Supervisor: Kai-Uwe Eckardt

PhD Student: Alex Yarritu

Short Summary

The impact of chronic kidney disease (CKD) is reflected in various organ systems. In this context, the intestine is highly relevant, whose bacterial colonization is abnormal in CKD. Intestinal bacteria produce a variety of metabolites, which are resorbed by the host and circulate within the blood. If renal function is reduced, as in CKD, these metabolites can accumulate, which is thought to impose an additional burden on CKD progression and the immune system. To date, we have insufficient knowledge about the nature of these metabolites, the dynamics of their accumulation during CKD, as well as their renal clearance modes. In-depth knowledge about these aspects would enhance our understanding of the gut-kidney axis and help to evaluate the role of bacterial metabolites in CKD progression and their utility as biomarkers. For this reason, we aim to use experimental CKD models and different bacterial colonization statuses to answer these questions. We aim to gain a better understanding of gut-derived metabolites and their handling by the kidney. We aim to investigate metabolite landscapes across various body fluids. Human cohort data will be used to verify our findings in CKD patients. Candidate metabolites of particular interest will be investigated further in experimental models.

Scientific strategy

Objectives: 

We strive for a better understanding of the spectrum and the accumulation of gut-derived metabolites in CKD and their stage-specific renal clearance dynamics.

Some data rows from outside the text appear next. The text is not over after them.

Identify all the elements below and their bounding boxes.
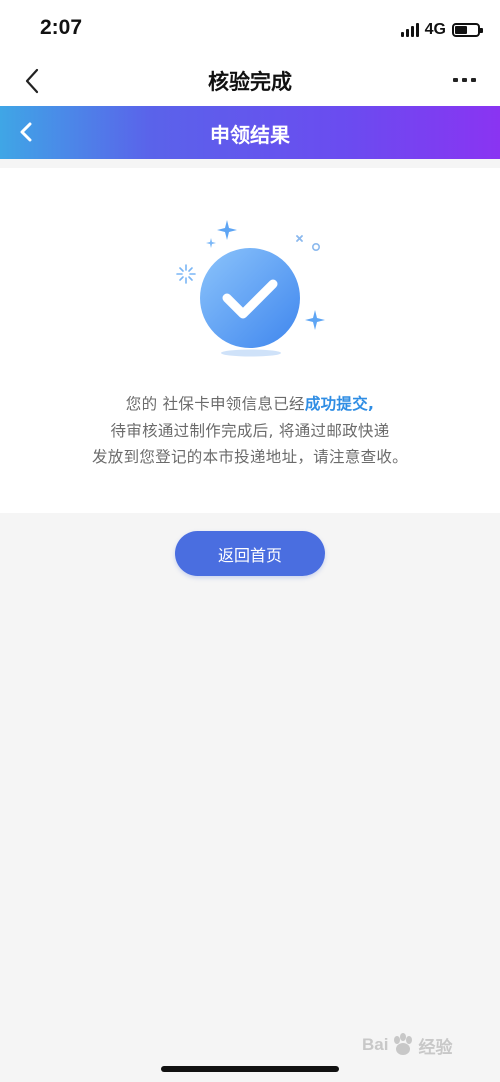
watermark-text-b: 经验 (418, 1037, 453, 1057)
result-message-line-3: 发放到您登记的本市投递地址，请注意查收。 (91, 448, 408, 466)
status-bar: 2:07 4G (0, 0, 500, 56)
page-title: 核验完成 (208, 70, 292, 94)
return-home-button[interactable]: 返回首页 (175, 531, 325, 576)
result-message-prefix: 您的 社保卡申领信息已经 (125, 395, 305, 413)
success-check-icon (176, 220, 325, 357)
status-indicators: 4G (400, 20, 483, 40)
more-dots-icon[interactable] (453, 78, 476, 82)
result-message-highlight: 成功提交, (304, 395, 375, 413)
result-message-line-2: 待审核通过制作完成后, 将通过邮政快递 (110, 422, 390, 440)
result-card: 您的 社保卡申领信息已经成功提交, 待审核通过制作完成后, 将通过邮政快递 发放… (0, 168, 500, 513)
watermark-text-a: Bai (362, 1035, 389, 1054)
result-message-line-1: 您的 社保卡申领信息已经成功提交, (0, 392, 500, 414)
status-time: 2:07 (40, 16, 83, 39)
watermark: Bai 经验 (362, 1028, 452, 1062)
network-label: 4G (424, 21, 446, 38)
home-indicator[interactable] (161, 1066, 339, 1072)
result-header-banner: 申领结果 (0, 106, 500, 159)
paw-logo-icon (394, 1033, 413, 1055)
banner-title: 申领结果 (210, 123, 290, 147)
signal-icon (400, 23, 419, 37)
battery-icon (452, 23, 483, 37)
nav-bar: 核验完成 (0, 56, 500, 106)
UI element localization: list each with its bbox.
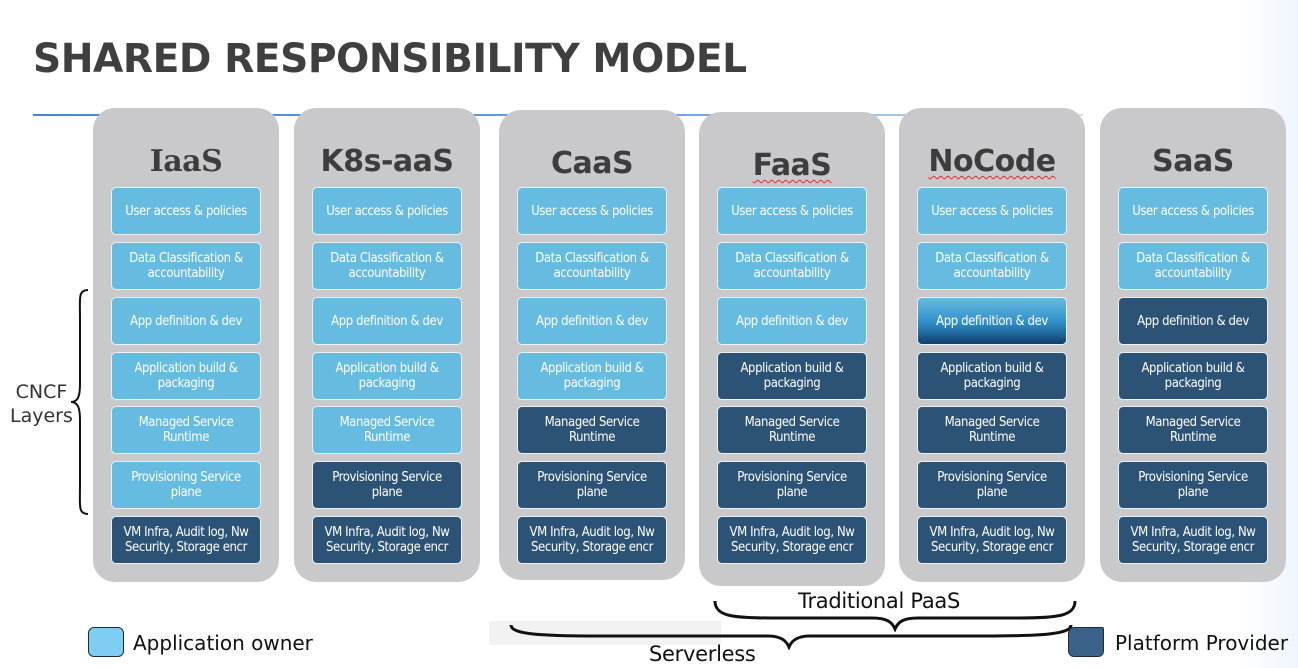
legend-application-owner-swatch — [88, 627, 124, 657]
layer-cell: App definition & dev — [917, 297, 1067, 345]
layer-cell: VM Infra, Audit log, Nw Security, Storag… — [312, 516, 462, 564]
layer-cell: Data Classification & accountability — [917, 242, 1067, 290]
layer-cell: Managed Service Runtime — [517, 406, 667, 454]
layer-cell: Application build & packaging — [717, 352, 867, 400]
column-caas: CaaS User access & policies Data Classific… — [499, 110, 685, 580]
column-k8s-aas: K8s-aaS User access & policies Data Classi… — [294, 108, 480, 582]
column-title: IaaS — [93, 144, 279, 179]
layer-cell: User access & policies — [111, 187, 261, 235]
column-title: CaaS — [499, 146, 685, 181]
column-title: K8s-aaS — [294, 144, 480, 179]
serverless-label: Serverless — [649, 642, 756, 666]
layer-cell: Data Classification & accountability — [1118, 242, 1268, 290]
column-title: SaaS — [1100, 144, 1286, 179]
layer-cell: Managed Service Runtime — [917, 406, 1067, 454]
layer-cell: Data Classification & accountability — [517, 242, 667, 290]
layer-cell: Application build & packaging — [312, 352, 462, 400]
layer-cell: Data Classification & accountability — [111, 242, 261, 290]
layer-cell: App definition & dev — [517, 297, 667, 345]
column-title-text: IaaS — [149, 144, 223, 179]
layer-cell: Managed Service Runtime — [312, 406, 462, 454]
layer-cell: Provisioning Service plane — [917, 461, 1067, 509]
page-title: SHARED RESPONSIBILITY MODEL — [33, 36, 747, 82]
layer-cell: Provisioning Service plane — [312, 461, 462, 509]
layer-cell: App definition & dev — [111, 297, 261, 345]
column-title-text: NoCode — [928, 144, 1056, 179]
column-title-text: K8s-aaS — [320, 144, 454, 179]
column-title-text: FaaS — [752, 148, 832, 183]
cncf-label-line2: Layers — [10, 405, 73, 427]
layer-cell: VM Infra, Audit log, Nw Security, Storag… — [517, 516, 667, 564]
column-nocode: NoCode User access & policies Data Classif… — [899, 108, 1085, 582]
layer-cell: Managed Service Runtime — [111, 406, 261, 454]
layer-cell: Application build & packaging — [1118, 352, 1268, 400]
legend-platform-provider-label: Platform Provider — [1115, 631, 1289, 655]
layer-cell: App definition & dev — [312, 297, 462, 345]
cncf-label-line1: CNCF — [15, 381, 68, 403]
traditional-paas-label: Traditional PaaS — [798, 589, 961, 613]
legend-platform-provider-swatch — [1068, 627, 1104, 657]
layer-cell: Application build & packaging — [111, 352, 261, 400]
layer-cell: User access & policies — [312, 187, 462, 235]
layer-cell: App definition & dev — [1118, 297, 1268, 345]
column-title-text: CaaS — [550, 146, 634, 181]
column-title: NoCode — [899, 144, 1085, 179]
layer-cell: Data Classification & accountability — [312, 242, 462, 290]
layer-cell: VM Infra, Audit log, Nw Security, Storag… — [1118, 516, 1268, 564]
column-title: FaaS — [699, 148, 885, 183]
layer-cell: Provisioning Service plane — [1118, 461, 1268, 509]
layer-cell: Provisioning Service plane — [111, 461, 261, 509]
layer-cell: User access & policies — [917, 187, 1067, 235]
layer-cell: User access & policies — [517, 187, 667, 235]
layer-cell: Data Classification & accountability — [717, 242, 867, 290]
layer-cell: Application build & packaging — [917, 352, 1067, 400]
layer-cell: VM Infra, Audit log, Nw Security, Storag… — [111, 516, 261, 564]
column-saas: SaaS User access & policies Data Classific… — [1100, 108, 1286, 582]
column-title-text: SaaS — [1152, 144, 1234, 179]
layer-cell: VM Infra, Audit log, Nw Security, Storag… — [917, 516, 1067, 564]
layer-cell: Provisioning Service plane — [717, 461, 867, 509]
layer-cell: User access & policies — [717, 187, 867, 235]
cncf-layers-label: CNCF Layers — [10, 380, 73, 428]
legend-application-owner-label: Application owner — [133, 631, 313, 655]
layer-cell: App definition & dev — [717, 297, 867, 345]
layer-cell: User access & policies — [1118, 187, 1268, 235]
column-iaas: IaaS User access & policies Data Classific… — [93, 108, 279, 582]
layer-cell: Managed Service Runtime — [1118, 406, 1268, 454]
column-faas: FaaS User access & policies Data Classific… — [699, 112, 885, 586]
layer-cell: Managed Service Runtime — [717, 406, 867, 454]
layer-cell: Application build & packaging — [517, 352, 667, 400]
layer-cell: VM Infra, Audit log, Nw Security, Storag… — [717, 516, 867, 564]
serverless-brace — [509, 624, 1073, 650]
layer-cell: Provisioning Service plane — [517, 461, 667, 509]
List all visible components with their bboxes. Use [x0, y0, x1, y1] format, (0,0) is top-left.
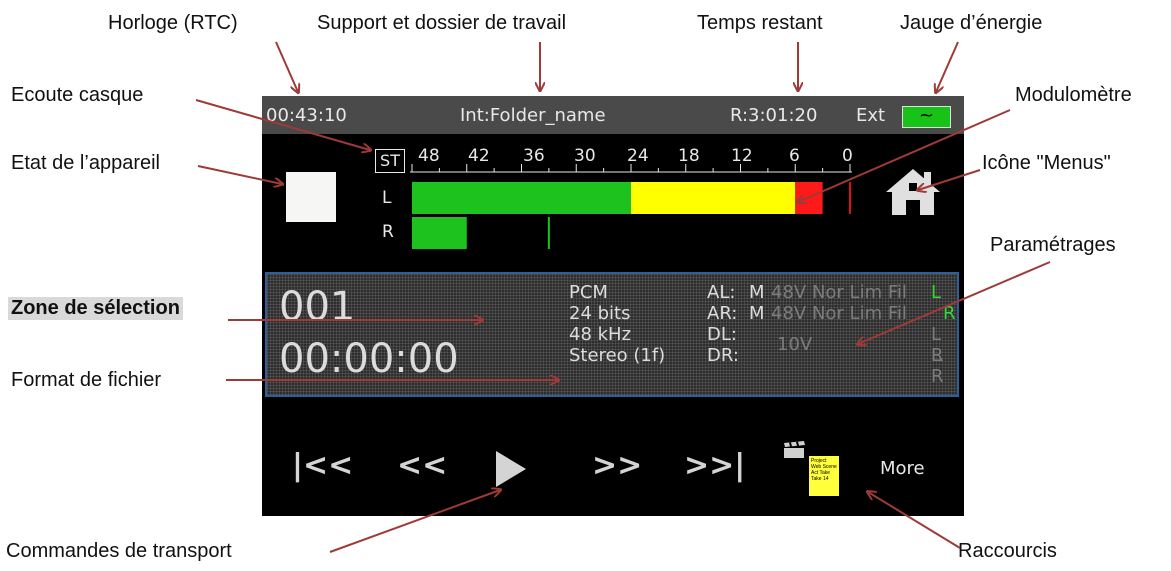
param-ar-value: M [749, 303, 765, 324]
label-icone-menus: Icône "Menus" [982, 152, 1111, 174]
arrow-horloge [275, 41, 298, 92]
take-number: 001 [279, 284, 356, 330]
param-dl-label: DL: [707, 324, 737, 345]
fast-forward-button[interactable]: >> [592, 448, 642, 483]
rewind-button[interactable]: << [397, 448, 447, 483]
param-dr-side: L R [931, 345, 944, 387]
label-temps-restant: Temps restant [697, 12, 823, 34]
label-horloge: Horloge (RTC) [108, 12, 238, 34]
meter-l-green [412, 182, 631, 214]
scale-ticks [411, 164, 851, 172]
param-dl-options: 10V [777, 334, 813, 355]
home-menu-icon[interactable] [884, 166, 942, 223]
param-al-label: AL: [707, 282, 736, 303]
label-support: Support et dossier de travail [317, 12, 567, 34]
next-button[interactable]: >>| [684, 448, 745, 483]
timecode: 00:00:00 [279, 336, 459, 382]
param-ar-side: R [943, 303, 956, 324]
clapperboard-icon[interactable] [782, 441, 808, 459]
param-ar-options: 48V Nor Lim Fil [771, 303, 907, 324]
label-parametrages: Paramétrages [990, 234, 1116, 256]
label-commandes: Commandes de transport [6, 540, 232, 562]
level-meter [410, 164, 852, 249]
scene-note-icon[interactable]: Project Web Scene Act Take Take 14 [809, 456, 839, 496]
play-button[interactable] [496, 451, 526, 487]
arrow-jauge [936, 41, 959, 92]
label-jauge: Jauge d’énergie [900, 12, 1043, 34]
meter-l-red [795, 182, 823, 214]
format-bits: 24 bits [569, 303, 631, 324]
format-channels: Stereo (1f) [569, 345, 666, 366]
recorder-screen: 00:43:10 Int:Folder_name R:3:01:20 Ext ~… [262, 96, 964, 516]
label-ecoute: Ecoute casque [11, 84, 144, 106]
scene-note-text: Project Web Scene Act Take Take 14 [811, 458, 837, 482]
meter-r-green [412, 217, 467, 249]
param-al-side: L [931, 282, 942, 303]
label-zone-selection: Zone de sélection [8, 297, 183, 320]
label-etat: Etat de l’appareil [11, 152, 160, 174]
param-ar-label: AR: [707, 303, 738, 324]
label-format-fichier: Format de fichier [11, 369, 162, 391]
label-raccourcis: Raccourcis [958, 540, 1057, 562]
selection-zone[interactable]: 001 00:00:00 PCM 24 bits 48 kHz Stereo (… [265, 272, 959, 397]
param-al-value: M [749, 282, 765, 303]
param-dr-label: DR: [707, 345, 739, 366]
meter-l-yellow [631, 182, 796, 214]
format-rate: 48 kHz [569, 324, 632, 345]
format-codec: PCM [569, 282, 608, 303]
more-button[interactable]: More [880, 458, 925, 479]
label-modulometre: Modulomètre [1015, 84, 1132, 106]
previous-button[interactable]: |<< [292, 448, 353, 483]
param-al-options: 48V Nor Lim Fil [771, 282, 907, 303]
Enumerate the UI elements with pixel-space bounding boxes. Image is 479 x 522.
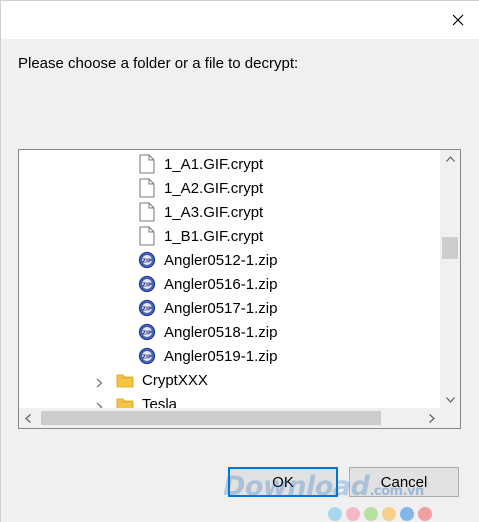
- tree-item-label: Angler0512-1.zip: [164, 251, 278, 269]
- close-button[interactable]: [436, 1, 479, 39]
- folder-icon: [116, 370, 134, 390]
- tree-item[interactable]: 1_A3.GIF.crypt: [138, 200, 263, 224]
- vertical-scroll-thumb[interactable]: [442, 237, 458, 259]
- watermark-dot: [382, 507, 396, 521]
- tree-item-label: Angler0516-1.zip: [164, 275, 278, 293]
- svg-text:ZIP: ZIP: [142, 282, 152, 288]
- zip-icon: ZIP: [138, 250, 156, 270]
- scroll-down-button[interactable]: [440, 391, 460, 408]
- watermark-dot: [346, 507, 360, 521]
- scroll-right-button[interactable]: [423, 408, 441, 428]
- watermark-dot: [364, 507, 378, 521]
- file-tree[interactable]: 1_A1.GIF.crypt 1_A2.GIF.crypt 1_A3.GIF.cry…: [18, 149, 461, 429]
- chevron-down-icon: [445, 396, 455, 403]
- tree-item-label: 1_A3.GIF.crypt: [164, 203, 264, 221]
- tree-item[interactable]: CryptXXX: [96, 368, 208, 392]
- tree-item[interactable]: 1_A2.GIF.crypt: [138, 176, 263, 200]
- decrypt-dialog: Please choose a folder or a file to decr…: [0, 0, 479, 522]
- scroll-up-button[interactable]: [440, 150, 460, 167]
- tree-content: 1_A1.GIF.crypt 1_A2.GIF.crypt 1_A3.GIF.cry…: [19, 150, 439, 408]
- svg-text:ZIP: ZIP: [142, 330, 152, 336]
- tree-item[interactable]: ZIP Angler0518-1.zip: [138, 320, 277, 344]
- tree-item-label: 1_A2.GIF.crypt: [164, 179, 264, 197]
- file-icon: [138, 178, 156, 198]
- tree-item[interactable]: ZIP Angler0516-1.zip: [138, 272, 277, 296]
- tree-item[interactable]: 1_B1.GIF.crypt: [138, 224, 263, 248]
- tree-item-label: Tesla: [142, 395, 178, 409]
- zip-icon: ZIP: [138, 274, 156, 294]
- tree-item[interactable]: ZIP Angler0517-1.zip: [138, 296, 277, 320]
- watermark-dot: [418, 507, 432, 521]
- tree-item-label: Angler0517-1.zip: [164, 299, 278, 317]
- scroll-left-button[interactable]: [19, 408, 37, 428]
- tree-item-label: Angler0518-1.zip: [164, 323, 278, 341]
- tree-item[interactable]: ZIP Angler0519-1.zip: [138, 344, 277, 368]
- svg-text:ZIP: ZIP: [142, 258, 152, 264]
- svg-text:ZIP: ZIP: [142, 354, 152, 360]
- watermark-dot: [328, 507, 342, 521]
- chevron-up-icon: [445, 155, 455, 162]
- tree-item-label: Angler0519-1.zip: [164, 347, 278, 365]
- expand-chevron-icon[interactable]: [96, 375, 106, 388]
- chevron-left-icon: [25, 413, 31, 423]
- file-icon: [138, 154, 156, 174]
- title-bar: [1, 1, 479, 39]
- folder-icon: [116, 394, 134, 408]
- watermark-dots: [328, 507, 432, 521]
- tree-item[interactable]: ZIP Angler0512-1.zip: [138, 248, 277, 272]
- close-icon: [452, 14, 464, 26]
- tree-item-label: 1_A1.GIF.crypt: [164, 155, 264, 173]
- watermark-dot: [400, 507, 414, 521]
- tree-item[interactable]: 1_A1.GIF.crypt: [138, 152, 263, 176]
- file-icon: [138, 226, 156, 246]
- svg-text:ZIP: ZIP: [142, 306, 152, 312]
- horizontal-scrollbar[interactable]: [19, 408, 441, 428]
- scrollbar-corner: [440, 408, 460, 428]
- ok-button[interactable]: OK: [228, 467, 338, 497]
- zip-icon: ZIP: [138, 346, 156, 366]
- tree-item-label: CryptXXX: [142, 371, 208, 389]
- file-icon: [138, 202, 156, 222]
- zip-icon: ZIP: [138, 322, 156, 342]
- prompt-label: Please choose a folder or a file to decr…: [18, 55, 299, 72]
- tree-item-label: 1_B1.GIF.crypt: [164, 227, 264, 245]
- cancel-button[interactable]: Cancel: [349, 467, 459, 497]
- zip-icon: ZIP: [138, 298, 156, 318]
- horizontal-scroll-thumb[interactable]: [41, 411, 381, 425]
- tree-item[interactable]: Tesla: [96, 392, 178, 409]
- chevron-right-icon: [429, 413, 435, 423]
- expand-chevron-icon[interactable]: [96, 399, 106, 408]
- vertical-scrollbar[interactable]: [440, 150, 460, 408]
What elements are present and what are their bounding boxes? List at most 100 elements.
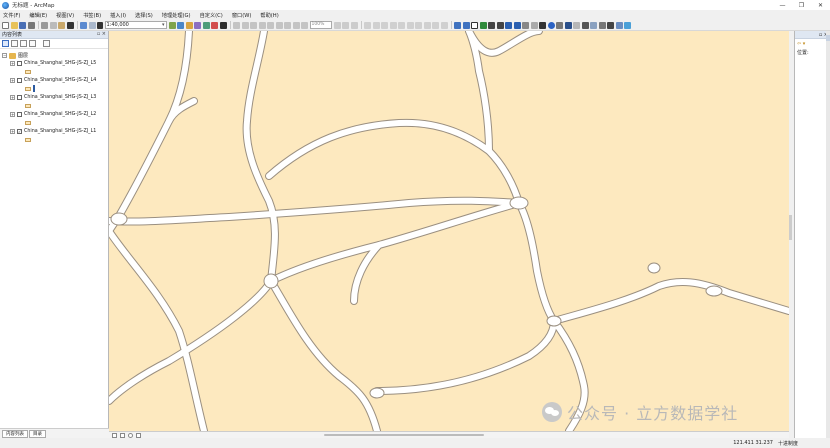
zoom-whole-page-icon[interactable] bbox=[258, 21, 266, 29]
layer-row-l3[interactable]: + China_Shanghai_SHG-JS-ZJ_L3 bbox=[10, 95, 96, 100]
menu-customize[interactable]: 自定义(C) bbox=[200, 12, 223, 19]
draw-rectangle-icon[interactable] bbox=[381, 21, 388, 29]
python-window-icon[interactable] bbox=[211, 21, 218, 29]
map-vertical-scrollbar-thumb[interactable] bbox=[789, 215, 792, 240]
save-icon[interactable] bbox=[19, 21, 26, 29]
map-view[interactable] bbox=[109, 31, 789, 431]
tab-catalog[interactable]: 目录 bbox=[29, 429, 46, 438]
layer-symbol-swatch[interactable] bbox=[25, 104, 31, 108]
clear-selection-icon[interactable] bbox=[530, 21, 538, 29]
data-frame-row[interactable]: − 图层 bbox=[2, 52, 28, 59]
reshape-icon[interactable] bbox=[406, 21, 414, 29]
list-by-visibility-icon[interactable] bbox=[20, 40, 27, 47]
hyperlink-icon[interactable] bbox=[573, 21, 580, 29]
model-builder-icon[interactable] bbox=[219, 21, 227, 29]
expand-toggle[interactable]: + bbox=[10, 129, 15, 134]
zoom-percent-combobox[interactable]: 100% bbox=[309, 21, 332, 29]
map-horizontal-scrollbar-thumb[interactable] bbox=[324, 434, 484, 436]
layer-row-l2[interactable]: + China_Shanghai_SHG-JS-ZJ_L2 bbox=[10, 112, 96, 117]
go-to-xy-icon[interactable] bbox=[598, 21, 606, 29]
layout-view-icon[interactable] bbox=[120, 432, 125, 438]
menu-view[interactable]: 视图(V) bbox=[56, 12, 74, 19]
list-by-selection-icon[interactable] bbox=[29, 40, 36, 47]
expand-toggle[interactable]: + bbox=[10, 112, 15, 117]
zoom-in-icon[interactable] bbox=[454, 21, 461, 29]
back-arrow-icon[interactable]: ⇦ ▾ bbox=[795, 39, 830, 49]
split-tool-icon[interactable] bbox=[423, 21, 431, 29]
menu-insert[interactable]: 插入(I) bbox=[110, 12, 126, 19]
layer-symbol-swatch[interactable] bbox=[25, 121, 31, 125]
draw-line-icon[interactable] bbox=[372, 21, 380, 29]
fixed-zoom-out-icon[interactable] bbox=[284, 21, 291, 29]
layer-symbol-swatch[interactable] bbox=[25, 87, 31, 91]
menu-windows[interactable]: 窗口(W) bbox=[232, 12, 252, 19]
go-back-extent-icon[interactable] bbox=[292, 21, 300, 29]
new-document-icon[interactable] bbox=[2, 21, 9, 29]
toggle-draft-mode-icon[interactable] bbox=[333, 21, 341, 29]
editor-toolbar-icon[interactable] bbox=[168, 21, 176, 29]
redo-icon[interactable] bbox=[88, 21, 96, 29]
layer-row-l4[interactable]: + China_Shanghai_SHG-JS-ZJ_L4 bbox=[10, 78, 96, 83]
undo-icon[interactable] bbox=[80, 21, 87, 29]
layer-symbol-swatch[interactable] bbox=[25, 70, 31, 74]
measure-icon[interactable] bbox=[564, 21, 572, 29]
layer-visibility-checkbox[interactable] bbox=[17, 78, 22, 83]
create-viewer-window-icon[interactable] bbox=[615, 21, 623, 29]
scale-combobox[interactable]: 1:40,000 bbox=[104, 21, 167, 29]
layout-pan-icon[interactable] bbox=[250, 21, 257, 29]
print-icon[interactable] bbox=[27, 21, 35, 29]
html-popup-icon[interactable] bbox=[556, 21, 563, 29]
layer-row-l1[interactable]: + ✓ China_Shanghai_SHG-JS-ZJ_L1 bbox=[10, 129, 96, 134]
forward-extent-arrow-icon[interactable] bbox=[513, 21, 521, 29]
layout-zoom-in-icon[interactable] bbox=[233, 21, 240, 29]
pinned-window-tab[interactable] bbox=[826, 35, 830, 41]
maximize-button[interactable]: ❐ bbox=[792, 0, 811, 10]
expand-toggle[interactable]: + bbox=[10, 95, 15, 100]
find-icon[interactable] bbox=[581, 21, 589, 29]
refresh-view-icon[interactable] bbox=[128, 432, 133, 438]
menu-selection[interactable]: 选择(S) bbox=[135, 12, 153, 19]
go-forward-extent-icon[interactable] bbox=[301, 21, 308, 29]
pause-drawing-icon[interactable] bbox=[136, 432, 141, 438]
list-by-source-icon[interactable] bbox=[11, 40, 18, 47]
full-extent-globe-icon[interactable] bbox=[479, 21, 487, 29]
delete-icon[interactable] bbox=[66, 21, 74, 29]
fixed-zoom-in-icon[interactable] bbox=[275, 21, 283, 29]
menu-geoprocessing[interactable]: 地理处理(G) bbox=[162, 12, 191, 19]
layer-visibility-checkbox[interactable] bbox=[17, 112, 22, 117]
menu-edit[interactable]: 编辑(E) bbox=[29, 12, 47, 19]
data-view-icon[interactable] bbox=[112, 432, 117, 438]
edit-vertices-icon[interactable] bbox=[398, 21, 405, 29]
layer-visibility-checkbox[interactable]: ✓ bbox=[17, 129, 22, 134]
layer-visibility-checkbox[interactable] bbox=[17, 61, 22, 66]
back-extent-arrow-icon[interactable] bbox=[505, 21, 512, 29]
pan-hand-icon[interactable] bbox=[471, 21, 478, 29]
layout-zoom-out-icon[interactable] bbox=[241, 21, 249, 29]
toc-options-icon[interactable] bbox=[43, 40, 50, 47]
change-layout-icon[interactable] bbox=[350, 21, 358, 29]
layer-visibility-checkbox[interactable] bbox=[17, 95, 22, 100]
expand-toggle[interactable]: + bbox=[10, 78, 15, 83]
draw-text-icon[interactable] bbox=[389, 21, 397, 29]
select-features-icon[interactable] bbox=[522, 21, 529, 29]
menu-bookmarks[interactable]: 书签(B) bbox=[83, 12, 101, 19]
search-window-icon[interactable] bbox=[194, 21, 201, 29]
menu-file[interactable]: 文件(F) bbox=[3, 12, 20, 19]
cut-icon[interactable] bbox=[41, 21, 48, 29]
time-slider-icon[interactable] bbox=[607, 21, 614, 29]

We want to use this knowledge to therapeutically target microbiota in CKD in the future and to develop novel diagnostic tools to identify CKD patients at a particularly high risk of developing advanced CKD, as well as inflammatory and cardiovascular complications.

Method:

We will induce experimental CKD by using two established mouse models. Most importantly, mice with different colonization statuses will be used to elucidate the impact of the gut microbiota. Metabolite landscapes from faeces, blood, urine and interstitial fluid will be measured in different stages of CKD development. Human cohort data will be used to verify findings in CKD patients. Furthermore, dietary intervention in experimental CKD will be performed in order to beneficially modify the microbial function.

Expected Results:

We expect to better define and understand the spectrum of gut-derived metabolites and their toxic accumulation in different body compartments in CKD. This knowledge could enable novel avenues for the prognostic evaluation and treatment of CKD and its inflammatory and cardiovascular complications.